Legt verdachte de verplichting op ten behoeve van [benadeelde partij] aan de Staat € 8.038,81 (achtduizendachtendertig euro en eenentachtig eurocent) te betalen, bestaande uit € 1.038,81 (duizendachtendertig euro en eenentachtig eurocent) aan vergoeding van materiële schade en € 7.000,00 (zevenduizend euro) aan vergoeding van immateriële schade, te vermeerderen met de wettelijke rente daarover vanaf het moment van het ontstaan van de schade, te weten op 17 juli 2022, tot aan de dag van de algehele voldoening. Bij gebreke van betaling en verhaal kan gijzeling worden toegepast voor de duur van 75 dagen. De toepassing van die gijzeling heft de betalingsverplichting niet op.

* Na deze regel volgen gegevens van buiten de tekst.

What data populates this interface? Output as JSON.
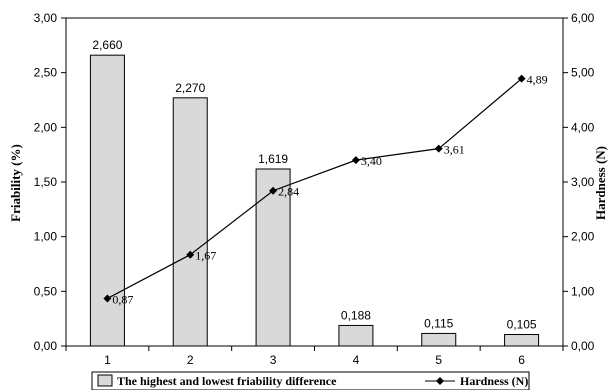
{
  "chart_data": {
    "type": "bar+line",
    "categories": [
      "1",
      "2",
      "3",
      "4",
      "5",
      "6"
    ],
    "bar_series": {
      "name": "The highest and lowest friability difference",
      "values": [
        2.66,
        2.27,
        1.619,
        0.188,
        0.115,
        0.105
      ],
      "labels": [
        "2,660",
        "2,270",
        "1,619",
        "0,188",
        "0,115",
        "0,105"
      ],
      "color": "#d9d9d9"
    },
    "line_series": {
      "name": "Hardness (N)",
      "values": [
        0.87,
        1.67,
        2.84,
        3.4,
        3.61,
        4.89
      ],
      "labels": [
        "0,87",
        "1,67",
        "2,84",
        "3,40",
        "3,61",
        "4,89"
      ],
      "color": "#000000",
      "marker": "diamond"
    },
    "y_left": {
      "label": "Friability (%)",
      "range": [
        0,
        3
      ],
      "ticks": [
        "0,00",
        "0,50",
        "1,00",
        "1,50",
        "2,00",
        "2,50",
        "3,00"
      ]
    },
    "y_right": {
      "label": "Hardness (N)",
      "range": [
        0,
        6
      ],
      "ticks": [
        "0,00",
        "1,00",
        "2,00",
        "3,00",
        "4,00",
        "5,00",
        "6,00"
      ]
    },
    "grid": false,
    "legend_position": "bottom"
  }
}
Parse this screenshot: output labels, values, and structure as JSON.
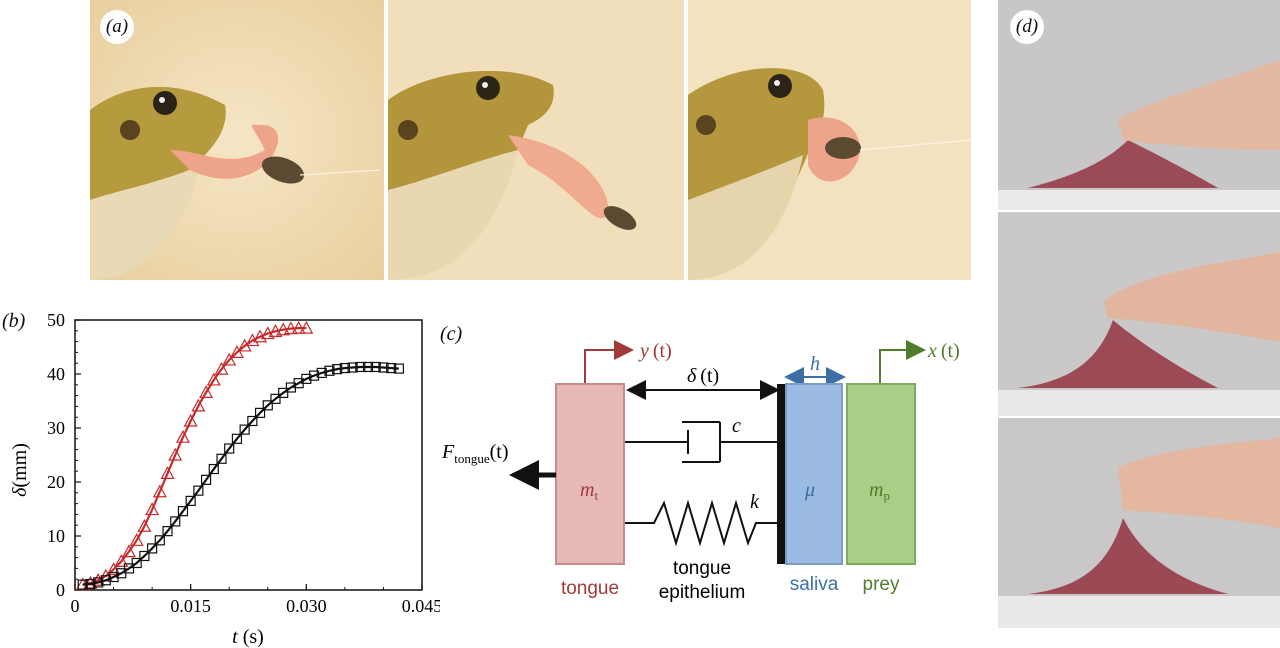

Bepaalt dat, indien en voor zover verdachte aan een van de genoemde betalingsverplichtingen heeft voldaan, daarmee de andere is vervallen.
Wijst af het verzoek tot opheffing van het bevel tot voorlopige hechtenis.
Heft op het bevel tot schorsing van de voorlopige hechtenis. Deze beslissing is afzonderlijk geminuteerd.
Dit vonnis is gewezen door
mr. E.G.M.M. van Gessel voorzitter,
mr. Ch.A. van Dijk en mr. S.I.E. de Graaff, rechters,
in tegenwoordigheid van mr. F.L. Scheeren, griffier,
en uitgesproken op de openbare terechtzitting van deze rechtbank van 15 augustus 2023.